Medicare’s new $2,000 drug cap promises hefty savings

Going into the new year, seniors who take prescription drugs and receive Medicare benefits are likely to shell out less for those treatments. That’s due to a provision in the 2022 Inflation Reduction Act, set to begin in 2025, which will cap out-of-pocket costs on prescriptions at $2,000 annually.

“Starting in 2025, all Medicare plans will include a $2,000 cap on what you pay out-of-pocket for prescription drugs covered by your plan,” Medicare.gov states. “If your out-of-pocket spending on covered drugs reaches $2,000 (including certain payments made on your behalf, like through the Extra Help program), you’ll automatically get ‘catastrophic coverage.’ That means you won’t have to pay out-of-pocket for covered Part D drugs for the rest of the calendar year.”

For seniors who have a lot of monthly prescriptions, that could add up to a lot of savings. That’s especially true because, according to Medicare.gov, a 2024 coverage gap called “the donut hole” left some Medicare recipients with a higher threshold to meet before their prescriptions were covered. The donut hole meant there was a “temporary limit on what the drug plan” would cover. “In 2024, you won’t get catastrophic coverage unless your out-of-pocket spending reaches $8,000,” the page reads.
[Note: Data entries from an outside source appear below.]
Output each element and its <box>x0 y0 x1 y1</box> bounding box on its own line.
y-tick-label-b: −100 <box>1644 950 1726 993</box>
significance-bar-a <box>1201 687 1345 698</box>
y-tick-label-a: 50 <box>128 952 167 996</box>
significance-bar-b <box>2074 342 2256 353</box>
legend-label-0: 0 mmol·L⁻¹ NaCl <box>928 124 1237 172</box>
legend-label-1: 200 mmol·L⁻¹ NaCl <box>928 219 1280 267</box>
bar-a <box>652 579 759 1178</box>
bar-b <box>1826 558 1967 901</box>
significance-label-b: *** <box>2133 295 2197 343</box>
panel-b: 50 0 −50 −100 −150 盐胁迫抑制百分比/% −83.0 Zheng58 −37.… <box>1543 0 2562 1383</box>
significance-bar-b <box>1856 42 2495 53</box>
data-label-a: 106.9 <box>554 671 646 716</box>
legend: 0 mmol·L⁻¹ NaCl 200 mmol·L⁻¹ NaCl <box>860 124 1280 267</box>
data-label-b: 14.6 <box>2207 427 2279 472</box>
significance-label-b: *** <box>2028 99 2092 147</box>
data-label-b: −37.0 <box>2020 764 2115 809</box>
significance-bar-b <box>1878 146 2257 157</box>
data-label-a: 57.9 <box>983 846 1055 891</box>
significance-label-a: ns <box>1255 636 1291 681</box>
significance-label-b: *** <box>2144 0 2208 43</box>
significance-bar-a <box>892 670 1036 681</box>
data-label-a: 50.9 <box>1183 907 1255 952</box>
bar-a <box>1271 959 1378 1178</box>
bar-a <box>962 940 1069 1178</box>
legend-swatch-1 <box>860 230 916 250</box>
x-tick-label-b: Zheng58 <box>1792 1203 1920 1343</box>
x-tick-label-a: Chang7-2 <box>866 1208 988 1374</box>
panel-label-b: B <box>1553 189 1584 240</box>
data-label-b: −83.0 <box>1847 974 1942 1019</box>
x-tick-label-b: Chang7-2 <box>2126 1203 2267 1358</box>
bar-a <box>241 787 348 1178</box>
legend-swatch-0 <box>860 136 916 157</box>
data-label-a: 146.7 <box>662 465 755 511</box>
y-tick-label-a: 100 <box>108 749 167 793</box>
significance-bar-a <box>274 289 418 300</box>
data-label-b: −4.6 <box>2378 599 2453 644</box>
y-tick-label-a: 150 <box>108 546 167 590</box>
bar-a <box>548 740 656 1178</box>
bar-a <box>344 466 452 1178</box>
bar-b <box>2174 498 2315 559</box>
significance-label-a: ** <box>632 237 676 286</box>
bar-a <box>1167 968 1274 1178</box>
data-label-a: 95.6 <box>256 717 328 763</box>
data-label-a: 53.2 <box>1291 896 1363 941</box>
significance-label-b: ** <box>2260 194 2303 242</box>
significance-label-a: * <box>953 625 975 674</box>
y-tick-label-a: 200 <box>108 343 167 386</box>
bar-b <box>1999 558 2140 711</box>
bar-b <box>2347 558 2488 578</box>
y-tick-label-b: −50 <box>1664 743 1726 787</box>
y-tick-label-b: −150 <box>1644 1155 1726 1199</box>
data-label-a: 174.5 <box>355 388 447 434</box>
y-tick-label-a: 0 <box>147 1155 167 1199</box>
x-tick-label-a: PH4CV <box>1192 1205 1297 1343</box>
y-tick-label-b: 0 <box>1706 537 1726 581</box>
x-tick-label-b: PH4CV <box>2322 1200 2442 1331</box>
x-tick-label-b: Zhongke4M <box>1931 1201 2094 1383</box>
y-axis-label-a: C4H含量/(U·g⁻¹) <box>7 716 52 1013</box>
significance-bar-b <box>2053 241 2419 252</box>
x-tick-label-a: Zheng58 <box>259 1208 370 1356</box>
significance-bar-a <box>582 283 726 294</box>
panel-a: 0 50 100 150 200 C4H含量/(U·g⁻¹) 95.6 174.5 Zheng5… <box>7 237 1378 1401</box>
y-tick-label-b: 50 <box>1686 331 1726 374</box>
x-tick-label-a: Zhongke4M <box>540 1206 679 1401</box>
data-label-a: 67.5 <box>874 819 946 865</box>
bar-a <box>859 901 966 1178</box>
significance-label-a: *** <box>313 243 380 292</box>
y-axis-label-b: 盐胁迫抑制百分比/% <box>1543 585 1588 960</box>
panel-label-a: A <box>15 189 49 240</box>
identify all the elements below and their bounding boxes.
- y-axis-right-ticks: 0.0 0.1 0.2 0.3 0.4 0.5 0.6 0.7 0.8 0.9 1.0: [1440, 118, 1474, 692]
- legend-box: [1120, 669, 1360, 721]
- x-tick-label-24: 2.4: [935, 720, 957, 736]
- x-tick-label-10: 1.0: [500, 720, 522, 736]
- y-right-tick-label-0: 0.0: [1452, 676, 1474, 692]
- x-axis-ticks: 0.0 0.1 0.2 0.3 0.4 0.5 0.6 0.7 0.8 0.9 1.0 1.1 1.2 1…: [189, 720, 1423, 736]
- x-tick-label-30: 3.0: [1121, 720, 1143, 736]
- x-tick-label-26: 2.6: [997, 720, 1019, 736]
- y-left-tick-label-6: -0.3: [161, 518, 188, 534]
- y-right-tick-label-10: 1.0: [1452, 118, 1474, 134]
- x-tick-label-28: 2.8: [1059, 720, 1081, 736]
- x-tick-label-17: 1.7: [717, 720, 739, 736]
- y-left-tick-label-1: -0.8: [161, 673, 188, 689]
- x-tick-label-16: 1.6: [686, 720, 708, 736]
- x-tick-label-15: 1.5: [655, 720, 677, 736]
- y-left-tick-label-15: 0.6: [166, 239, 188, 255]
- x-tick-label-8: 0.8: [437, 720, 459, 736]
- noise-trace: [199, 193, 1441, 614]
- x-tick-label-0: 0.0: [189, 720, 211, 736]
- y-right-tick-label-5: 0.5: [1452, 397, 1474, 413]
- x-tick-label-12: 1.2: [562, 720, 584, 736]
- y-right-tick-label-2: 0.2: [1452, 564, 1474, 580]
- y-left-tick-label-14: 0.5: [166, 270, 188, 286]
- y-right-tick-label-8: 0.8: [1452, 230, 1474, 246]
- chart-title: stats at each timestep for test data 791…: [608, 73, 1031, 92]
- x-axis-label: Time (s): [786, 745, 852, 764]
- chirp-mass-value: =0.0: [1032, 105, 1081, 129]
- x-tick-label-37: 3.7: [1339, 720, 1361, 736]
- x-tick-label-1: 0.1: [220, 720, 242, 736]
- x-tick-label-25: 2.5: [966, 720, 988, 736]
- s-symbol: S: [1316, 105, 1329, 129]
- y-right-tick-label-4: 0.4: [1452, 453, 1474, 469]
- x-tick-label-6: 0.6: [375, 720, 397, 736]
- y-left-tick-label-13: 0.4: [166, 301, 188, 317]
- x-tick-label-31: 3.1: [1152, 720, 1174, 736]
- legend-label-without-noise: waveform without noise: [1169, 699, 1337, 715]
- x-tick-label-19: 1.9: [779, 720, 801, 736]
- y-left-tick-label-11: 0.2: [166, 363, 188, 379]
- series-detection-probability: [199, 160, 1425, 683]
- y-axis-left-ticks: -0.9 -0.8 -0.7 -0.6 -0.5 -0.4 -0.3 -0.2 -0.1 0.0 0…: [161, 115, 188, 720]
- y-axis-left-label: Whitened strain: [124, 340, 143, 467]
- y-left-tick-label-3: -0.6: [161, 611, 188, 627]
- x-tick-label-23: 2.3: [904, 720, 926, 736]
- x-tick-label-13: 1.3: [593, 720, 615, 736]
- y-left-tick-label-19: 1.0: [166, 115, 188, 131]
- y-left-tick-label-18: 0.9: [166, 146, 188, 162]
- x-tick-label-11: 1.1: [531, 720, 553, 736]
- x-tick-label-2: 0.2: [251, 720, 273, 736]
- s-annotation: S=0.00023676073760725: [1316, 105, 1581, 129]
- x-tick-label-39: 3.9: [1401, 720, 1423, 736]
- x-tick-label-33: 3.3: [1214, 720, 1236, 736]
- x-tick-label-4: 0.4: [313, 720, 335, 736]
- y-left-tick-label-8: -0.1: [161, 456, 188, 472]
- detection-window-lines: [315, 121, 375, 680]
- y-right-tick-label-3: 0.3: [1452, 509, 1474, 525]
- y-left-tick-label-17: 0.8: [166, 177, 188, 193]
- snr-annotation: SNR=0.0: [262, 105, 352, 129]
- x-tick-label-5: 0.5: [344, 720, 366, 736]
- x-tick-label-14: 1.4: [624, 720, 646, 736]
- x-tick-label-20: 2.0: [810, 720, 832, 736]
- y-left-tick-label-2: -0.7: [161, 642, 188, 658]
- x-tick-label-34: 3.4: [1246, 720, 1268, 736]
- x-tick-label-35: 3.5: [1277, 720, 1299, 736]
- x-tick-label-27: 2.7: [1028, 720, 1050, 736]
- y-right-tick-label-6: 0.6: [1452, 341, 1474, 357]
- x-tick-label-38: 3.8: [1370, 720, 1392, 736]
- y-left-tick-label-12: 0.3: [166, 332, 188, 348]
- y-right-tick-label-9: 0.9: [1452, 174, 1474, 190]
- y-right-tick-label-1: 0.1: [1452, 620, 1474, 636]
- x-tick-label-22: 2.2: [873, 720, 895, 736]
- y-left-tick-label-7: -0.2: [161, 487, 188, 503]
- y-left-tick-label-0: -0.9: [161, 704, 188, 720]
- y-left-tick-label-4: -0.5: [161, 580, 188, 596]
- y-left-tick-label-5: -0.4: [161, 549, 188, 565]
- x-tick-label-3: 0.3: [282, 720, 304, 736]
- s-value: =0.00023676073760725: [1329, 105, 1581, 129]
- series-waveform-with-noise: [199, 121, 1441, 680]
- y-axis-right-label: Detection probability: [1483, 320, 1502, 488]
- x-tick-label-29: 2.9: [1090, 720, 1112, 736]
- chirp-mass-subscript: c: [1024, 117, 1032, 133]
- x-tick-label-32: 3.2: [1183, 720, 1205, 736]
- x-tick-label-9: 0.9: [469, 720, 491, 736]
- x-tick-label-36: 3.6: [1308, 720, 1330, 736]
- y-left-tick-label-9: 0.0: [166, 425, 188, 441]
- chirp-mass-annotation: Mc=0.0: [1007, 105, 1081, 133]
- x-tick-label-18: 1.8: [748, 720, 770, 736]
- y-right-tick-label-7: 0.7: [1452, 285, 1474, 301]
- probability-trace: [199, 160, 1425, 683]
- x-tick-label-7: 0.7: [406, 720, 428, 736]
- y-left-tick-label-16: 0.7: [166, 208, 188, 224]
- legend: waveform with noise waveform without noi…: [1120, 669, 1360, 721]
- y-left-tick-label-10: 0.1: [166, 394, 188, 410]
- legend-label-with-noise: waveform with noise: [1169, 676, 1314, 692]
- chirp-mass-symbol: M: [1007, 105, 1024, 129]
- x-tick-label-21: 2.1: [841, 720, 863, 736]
Some enrollees with high prescription drug costs saw those expenses capped at $3,500 this year. In 2024, more than half a million hit that threshold less than halfway through the year. Prior to the Inflation Reduction Law, there was no cap on medication expenses covered by their Part D drug plans.

Other provisions from the Inflation Reduction Act have already gone into effect, like lowering the cost on a number of prescription drugs. The Inflation Reduction Act has also sought to hold drug companies accountable for rising prices, too, by requiring that if companies raise prices faster than the rate of inflation, they’ll be subject to paying a rebate to Medicare, essentially discouraging outlandish price hikes. “If they do that, they’re going to have to pay the difference back to Medicare,” President Biden said in August 2023 remarks. “That’ll create an incentive to keep prices from skyrocketing. And negotiating drug prices alongside other parts of the law will save the federal government $160 billion—reducing the cost of government by $160 billion.”

The law also made insulin available at $35/month per covered prescription, gave access to recommended adult vaccines without cost-sharing, and expanded the low-income subsidy program (LIS or “Extra Help”) under Medicare Part D to 150% of the federal poverty level.

According to AARP, about three million Medicare members who don’t receive the program’s low-income subsidy will benefit from the 2025 prescription drug expense spending cap. That figure is expected to rise to four million over the next four years.